Сквозь решетку отстегнули кандалы — все по очереди выбирались, спрыгивая на каменную брусчатку. Енька выбрался последним, пошатываясь — Добрахх сразу подхватил, придерживая за плечи. Рев толпы возрос — на каменные плиты снова зашлепало гнилье…
— Прошу.
Как ни странно — к лестнице на стену. По-видимому, во избежание волнений в городе их решили определить в крепостную башню, под охрану гарнизона. Логично, учитывая пылкую любовь горожан. Крутые ступени казались бесконечными, капитан практически тащил на себе, хоть и сам ослабел от голода. Затем дорога вдоль зубьев — с высоты замечательный вид на улланские степи, с паутиной тропинок и дорог…
Квадратное помещение, с единственным узким окошком, выходящим на площадь. Одно деревянное ведро для нужды. Плевать, что в камере и женщины, и мужчины. Голый пол, голые стены. Обрывки цепей и деревянные подпорки, для укрепления от баллист. Все.

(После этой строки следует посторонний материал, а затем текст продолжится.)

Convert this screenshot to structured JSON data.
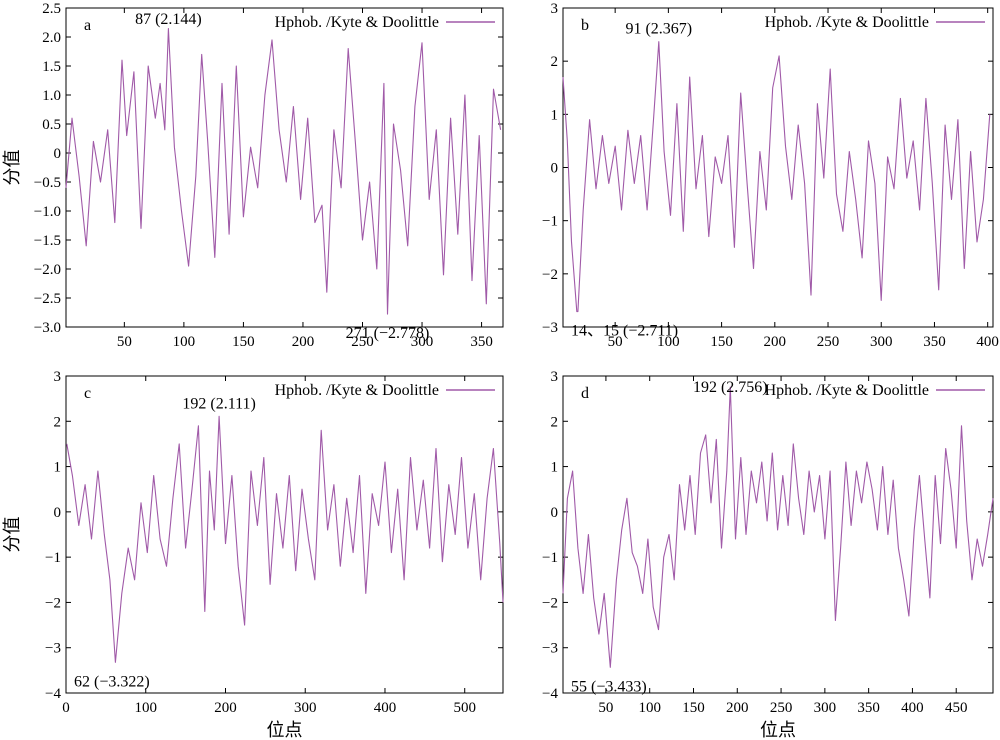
{
  "figure": {
    "xlabel": "位点",
    "ylabel": "分值"
  },
  "chart_data": [
    {
      "type": "line",
      "panel_label": "a",
      "legend": "Hphob. /Kyte & Doolittle",
      "line_color": "#a05aa8",
      "xlim": [
        1,
        368
      ],
      "ylim": [
        -3.0,
        2.5
      ],
      "xticks": [
        50,
        100,
        150,
        200,
        250,
        300,
        350
      ],
      "yticks": [
        -3.0,
        -2.5,
        -2.0,
        -1.5,
        -1.0,
        -0.5,
        0,
        0.5,
        1.0,
        1.5,
        2.0,
        2.5
      ],
      "ytick_labels": [
        "−3.0",
        "−2.5",
        "−2.0",
        "−1.5",
        "−1.0",
        "−0.5",
        "0",
        "0.5",
        "1.0",
        "1.5",
        "2.0",
        "2.5"
      ],
      "show_xlabel": false,
      "show_ylabel": true,
      "annotations": [
        {
          "x": 87,
          "y": 2.144,
          "text": "87 (2.144)",
          "position": "above"
        },
        {
          "x": 271,
          "y": -2.778,
          "text": "271 (−2.778)",
          "position": "below"
        }
      ],
      "x": [
        1,
        6,
        12,
        18,
        24,
        30,
        36,
        42,
        48,
        52,
        58,
        64,
        70,
        76,
        80,
        84,
        87,
        92,
        98,
        104,
        110,
        115,
        120,
        126,
        132,
        138,
        144,
        150,
        156,
        162,
        168,
        174,
        180,
        186,
        192,
        198,
        204,
        210,
        216,
        220,
        226,
        232,
        238,
        244,
        250,
        256,
        262,
        268,
        271,
        276,
        282,
        288,
        294,
        300,
        306,
        312,
        318,
        324,
        330,
        336,
        342,
        348,
        354,
        360,
        366
      ],
      "y": [
        -0.6,
        0.6,
        -0.4,
        -1.6,
        0.2,
        -0.5,
        0.4,
        -1.2,
        1.6,
        0.3,
        1.4,
        -1.3,
        1.5,
        0.6,
        1.2,
        0.4,
        2.144,
        0.1,
        -1.0,
        -1.95,
        -0.4,
        1.7,
        0.2,
        -1.8,
        1.2,
        -1.4,
        1.5,
        -1.1,
        0.1,
        -0.6,
        1.0,
        1.95,
        0.4,
        -0.5,
        0.8,
        -0.8,
        0.6,
        -1.2,
        -0.9,
        -2.4,
        0.4,
        -0.6,
        1.8,
        0.2,
        -1.5,
        -0.5,
        -2.0,
        1.2,
        -2.778,
        0.5,
        -0.3,
        -1.6,
        0.8,
        1.9,
        -0.8,
        0.4,
        -2.1,
        0.6,
        -1.4,
        1.0,
        -2.2,
        0.3,
        -2.6,
        1.1,
        0.4
      ]
    },
    {
      "type": "line",
      "panel_label": "b",
      "legend": "Hphob. /Kyte & Doolittle",
      "line_color": "#a05aa8",
      "xlim": [
        1,
        405
      ],
      "ylim": [
        -3,
        3
      ],
      "xticks": [
        50,
        100,
        150,
        200,
        250,
        300,
        350,
        400
      ],
      "yticks": [
        -3,
        -2,
        -1,
        0,
        1,
        2,
        3
      ],
      "ytick_labels": [
        "−3",
        "−2",
        "−1",
        "0",
        "1",
        "2",
        "3"
      ],
      "show_xlabel": false,
      "show_ylabel": false,
      "annotations": [
        {
          "x": 91,
          "y": 2.367,
          "text": "91 (2.367)",
          "position": "above"
        },
        {
          "x": 14,
          "y": -2.711,
          "text": "14、15 (−2.711)",
          "position": "below"
        }
      ],
      "x": [
        1,
        5,
        9,
        14,
        15,
        20,
        26,
        32,
        38,
        44,
        50,
        56,
        62,
        68,
        74,
        80,
        86,
        91,
        96,
        102,
        108,
        114,
        120,
        126,
        132,
        138,
        144,
        150,
        156,
        162,
        168,
        174,
        180,
        186,
        192,
        198,
        204,
        210,
        216,
        222,
        228,
        234,
        240,
        246,
        252,
        258,
        264,
        270,
        276,
        282,
        288,
        294,
        300,
        306,
        312,
        318,
        324,
        330,
        336,
        342,
        348,
        354,
        360,
        366,
        372,
        378,
        384,
        390,
        396,
        402
      ],
      "y": [
        1.7,
        0.5,
        -1.4,
        -2.711,
        -2.711,
        -0.8,
        0.9,
        -0.4,
        0.6,
        -0.3,
        0.4,
        -0.8,
        0.7,
        -0.3,
        0.6,
        -0.8,
        0.9,
        2.367,
        0.3,
        -0.9,
        1.2,
        -1.2,
        1.7,
        -0.4,
        0.6,
        -1.3,
        0.2,
        -0.3,
        0.6,
        -1.5,
        1.4,
        -0.3,
        -1.9,
        0.3,
        -0.8,
        1.5,
        2.1,
        0.4,
        -0.6,
        0.8,
        -0.3,
        -2.4,
        1.2,
        -0.2,
        1.85,
        -0.5,
        -1.2,
        0.3,
        -0.6,
        -1.7,
        0.5,
        -0.3,
        -2.5,
        0.2,
        -0.4,
        1.3,
        -0.2,
        0.5,
        -0.8,
        1.3,
        -0.3,
        -2.3,
        0.8,
        -0.6,
        0.9,
        -1.9,
        0.3,
        -1.4,
        -0.6,
        1.0
      ]
    },
    {
      "type": "line",
      "panel_label": "c",
      "legend": "Hphob. /Kyte & Doolittle",
      "line_color": "#a05aa8",
      "xlim": [
        0,
        548
      ],
      "ylim": [
        -4,
        3
      ],
      "xticks": [
        0,
        100,
        200,
        300,
        400,
        500
      ],
      "yticks": [
        -4,
        -3,
        -2,
        -1,
        0,
        1,
        2,
        3
      ],
      "ytick_labels": [
        "−4",
        "−3",
        "−2",
        "−1",
        "0",
        "1",
        "2",
        "3"
      ],
      "show_xlabel": true,
      "show_ylabel": true,
      "annotations": [
        {
          "x": 192,
          "y": 2.111,
          "text": "192 (2.111)",
          "position": "above"
        },
        {
          "x": 62,
          "y": -3.322,
          "text": "62 (−3.322)",
          "position": "below"
        }
      ],
      "x": [
        1,
        8,
        16,
        24,
        32,
        40,
        48,
        55,
        62,
        70,
        78,
        86,
        94,
        102,
        110,
        118,
        126,
        134,
        142,
        150,
        158,
        166,
        174,
        180,
        186,
        192,
        200,
        208,
        216,
        224,
        232,
        240,
        248,
        256,
        264,
        272,
        280,
        288,
        296,
        304,
        312,
        320,
        328,
        336,
        344,
        352,
        360,
        368,
        376,
        384,
        392,
        400,
        408,
        416,
        424,
        432,
        440,
        448,
        456,
        464,
        472,
        480,
        488,
        496,
        504,
        512,
        520,
        528,
        536,
        544,
        548
      ],
      "y": [
        1.5,
        0.8,
        -0.3,
        0.6,
        -0.6,
        0.9,
        -0.5,
        -1.5,
        -3.322,
        -1.8,
        -0.8,
        -1.5,
        0.2,
        -0.9,
        0.8,
        -0.6,
        -1.2,
        0.3,
        1.5,
        -0.8,
        0.5,
        1.9,
        -2.2,
        0.9,
        -0.4,
        2.111,
        -0.7,
        0.8,
        -1.2,
        -2.5,
        0.9,
        -0.3,
        1.2,
        -1.6,
        0.4,
        -0.8,
        0.8,
        -1.3,
        0.5,
        -0.6,
        -1.5,
        1.8,
        -0.4,
        0.6,
        -1.2,
        0.3,
        -0.9,
        0.8,
        -1.8,
        0.4,
        -0.3,
        1.1,
        -0.9,
        0.5,
        -1.5,
        1.2,
        -0.4,
        0.7,
        -0.8,
        1.4,
        -1.1,
        0.6,
        -0.5,
        1.2,
        -0.8,
        0.4,
        -1.5,
        0.3,
        1.4,
        -0.7,
        -2.0
      ]
    },
    {
      "type": "line",
      "panel_label": "d",
      "legend": "Hphob. /Kyte & Doolittle",
      "line_color": "#a05aa8",
      "xlim": [
        1,
        492
      ],
      "ylim": [
        -4,
        3
      ],
      "xticks": [
        50,
        100,
        150,
        200,
        250,
        300,
        350,
        400,
        450
      ],
      "yticks": [
        -4,
        -3,
        -2,
        -1,
        0,
        1,
        2,
        3
      ],
      "ytick_labels": [
        "−4",
        "−3",
        "−2",
        "−1",
        "0",
        "1",
        "2",
        "3"
      ],
      "show_xlabel": true,
      "show_ylabel": false,
      "annotations": [
        {
          "x": 192,
          "y": 2.756,
          "text": "192 (2.756)",
          "position": "above"
        },
        {
          "x": 55,
          "y": -3.433,
          "text": "55 (−3.433)",
          "position": "below"
        }
      ],
      "x": [
        1,
        6,
        12,
        18,
        24,
        30,
        36,
        42,
        48,
        55,
        62,
        68,
        74,
        80,
        86,
        92,
        98,
        104,
        110,
        116,
        122,
        128,
        134,
        140,
        146,
        152,
        158,
        164,
        170,
        176,
        182,
        188,
        192,
        198,
        204,
        210,
        216,
        222,
        228,
        234,
        240,
        246,
        252,
        258,
        264,
        270,
        276,
        282,
        288,
        294,
        300,
        306,
        312,
        318,
        324,
        330,
        336,
        342,
        348,
        354,
        360,
        366,
        372,
        378,
        384,
        390,
        396,
        402,
        408,
        414,
        420,
        426,
        432,
        438,
        444,
        450,
        456,
        462,
        468,
        474,
        480,
        486,
        492
      ],
      "y": [
        -1.8,
        0.3,
        0.9,
        -0.8,
        -1.8,
        -0.5,
        -1.9,
        -2.7,
        -1.8,
        -3.433,
        -1.5,
        -0.4,
        0.3,
        -0.9,
        -1.2,
        -1.8,
        -0.6,
        -2.1,
        -2.6,
        -1.0,
        -0.5,
        -1.5,
        0.6,
        -0.4,
        0.8,
        -0.5,
        1.3,
        1.7,
        0.2,
        1.6,
        -0.8,
        0.9,
        2.756,
        -0.6,
        1.2,
        -0.5,
        0.9,
        0.2,
        1.1,
        -0.2,
        1.3,
        -0.4,
        0.8,
        -0.3,
        1.5,
        0.3,
        -0.5,
        0.9,
        0.0,
        0.8,
        -0.6,
        0.9,
        -2.4,
        -0.8,
        1.1,
        -0.3,
        0.9,
        0.2,
        1.1,
        0.5,
        -0.4,
        1.0,
        -0.5,
        0.7,
        -0.8,
        -1.5,
        -2.3,
        -0.4,
        0.8,
        -0.6,
        -1.9,
        0.8,
        -0.7,
        1.4,
        0.5,
        -0.8,
        1.9,
        -0.2,
        -1.5,
        -0.6,
        -1.2,
        -0.5,
        0.3
      ]
    }
  ]
}
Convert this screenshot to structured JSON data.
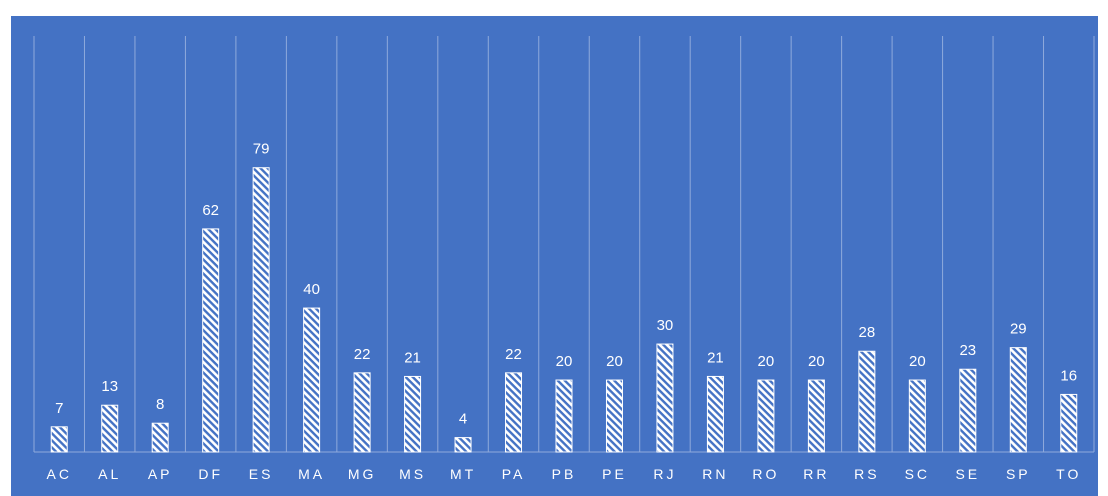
{
  "chart_data": {
    "type": "bar",
    "categories": [
      "AC",
      "AL",
      "AP",
      "DF",
      "ES",
      "MA",
      "MG",
      "MS",
      "MT",
      "PA",
      "PB",
      "PE",
      "RJ",
      "RN",
      "RO",
      "RR",
      "RS",
      "SC",
      "SE",
      "SP",
      "TO"
    ],
    "values": [
      7,
      13,
      8,
      62,
      79,
      40,
      22,
      21,
      4,
      22,
      20,
      20,
      30,
      21,
      20,
      20,
      28,
      20,
      23,
      29,
      16
    ],
    "title": "",
    "xlabel": "",
    "ylabel": "",
    "ylim": [
      0,
      100
    ],
    "grid": "vertical category separators",
    "legend": "none",
    "bar_pattern": "diagonal hatch",
    "colors": {
      "background": "#4472C4",
      "bar": "#ffffff",
      "gridline": "#8FAADC",
      "text": "#ffffff"
    }
  }
}
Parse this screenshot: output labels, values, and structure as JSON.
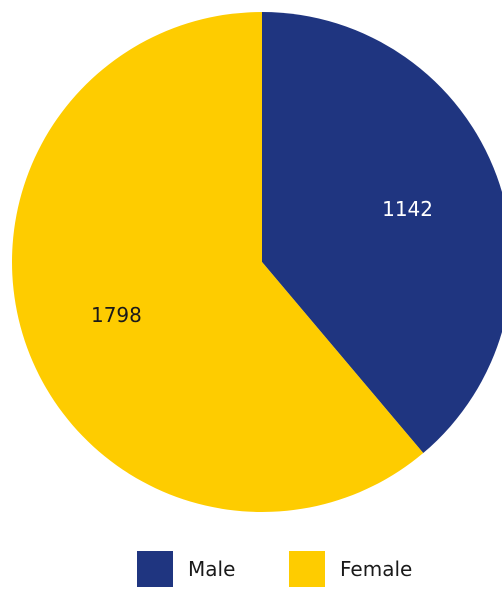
{
  "chart_data": {
    "type": "pie",
    "title": "",
    "categories": [
      "Male",
      "Female"
    ],
    "values": [
      1142,
      1798
    ],
    "colors": [
      "#1f3580",
      "#fecc00"
    ],
    "data_labels": [
      "1142",
      "1798"
    ],
    "data_label_colors": [
      "#ffffff",
      "#1a1a1a"
    ],
    "start_angle_deg": 0,
    "direction": "clockwise",
    "legend": {
      "placement": "bottom",
      "entries": [
        "Male",
        "Female"
      ]
    }
  }
}
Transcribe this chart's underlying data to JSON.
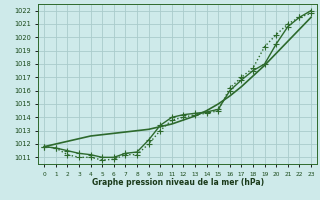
{
  "xlabel": "Graphe pression niveau de la mer (hPa)",
  "x": [
    0,
    1,
    2,
    3,
    4,
    5,
    6,
    7,
    8,
    9,
    10,
    11,
    12,
    13,
    14,
    15,
    16,
    17,
    18,
    19,
    20,
    21,
    22,
    23
  ],
  "series1": [
    1011.8,
    1011.7,
    1011.2,
    1011.0,
    1011.0,
    1010.8,
    1010.85,
    1011.2,
    1011.2,
    1012.0,
    1013.0,
    1013.8,
    1014.0,
    1014.2,
    1014.3,
    1014.5,
    1016.2,
    1017.0,
    1017.7,
    1019.3,
    1020.2,
    1021.0,
    1021.5,
    1021.8
  ],
  "series2": [
    1011.8,
    1011.7,
    1011.5,
    1011.3,
    1011.2,
    1011.0,
    1011.0,
    1011.3,
    1011.4,
    1012.3,
    1013.4,
    1014.0,
    1014.2,
    1014.3,
    1014.4,
    1014.6,
    1016.0,
    1016.8,
    1017.5,
    1018.0,
    1019.5,
    1020.8,
    1021.5,
    1022.0
  ],
  "series3": [
    1011.8,
    1012.0,
    1012.2,
    1012.4,
    1012.6,
    1012.7,
    1012.8,
    1012.9,
    1013.0,
    1013.1,
    1013.3,
    1013.5,
    1013.8,
    1014.1,
    1014.5,
    1015.0,
    1015.6,
    1016.3,
    1017.1,
    1017.9,
    1018.8,
    1019.7,
    1020.6,
    1021.5
  ],
  "ylim": [
    1010.5,
    1022.5
  ],
  "yticks": [
    1011,
    1012,
    1013,
    1014,
    1015,
    1016,
    1017,
    1018,
    1019,
    1020,
    1021,
    1022
  ],
  "line_color": "#2d6a2d",
  "bg_color": "#ceeaea",
  "grid_color": "#aacccc",
  "text_color": "#1a4a1a",
  "xlabel_color": "#1a3a1a",
  "marker": "+",
  "linewidth": 1.0,
  "markersize": 4
}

— Господа! — последним заглянул невысокий полный господин, в расшитом золотом камзоле. — Вам не придется долго страдать. Приказ наместника, герцога Натиуса, во избежание волнений завершить как можно скорее, — оглядел всех, будто ожидая всеобщего ликования. — Казнь рано утром. Глава города лично посетит перед выходом. Будут пожелания?
— Здесь есть невиновные, — сделала попытку хозяйка.
— Сожалею, ваша милость, — скорбно покачал головой господин. — Приговор будет зачитан перед казнью.
— Даже маленькая девочка?! — закричала, не выдержав, Беатрис.
Расшитый камзол тяжело вздохнул, со страданием поглядев на малышку, затем задрал глаза к потолку. Всем видом показывая — не по его вине сей гадкий час.
— Воды, — попросил Енька.
— Конечно, — с готовностью согласился господин. — Вот только… — оглянулся на единственное ведро в камере. — В последнюю ночь в уборную не выводят, сами понимаете.
Не выводят. Перед казнью осужденный способен на что угодно — кинуться вниз головой, или упасть на меч… В общем, опорожняться придется при всех. Со стойким ароматом из сосуда. Заботливые.
— Нет пожеланий, — завершила беседу старшая леди.
— В таком случае, это вам, — франтоватый чиновник протянул сложенный листок бумаги. — От отца. Герцога Реомейского.
Мать недоверчиво приняла письмо, с удивлением разглядывая печать и подпись…
— Да упокоятся ваши души, господа, — поклонился всем господин. — Быстрого безболезненного конца.
Дверь, лязгнув, закрылась. Все огляделись, опускаясь на пол. Еньку немедленно прижал к груди Добрахх…
— Не думай о плохом, — мягко шепнул в ухо успокаивающий голос. — Все случится быстро и хорошо. Оглянуться не успеешь, а вокруг Даида…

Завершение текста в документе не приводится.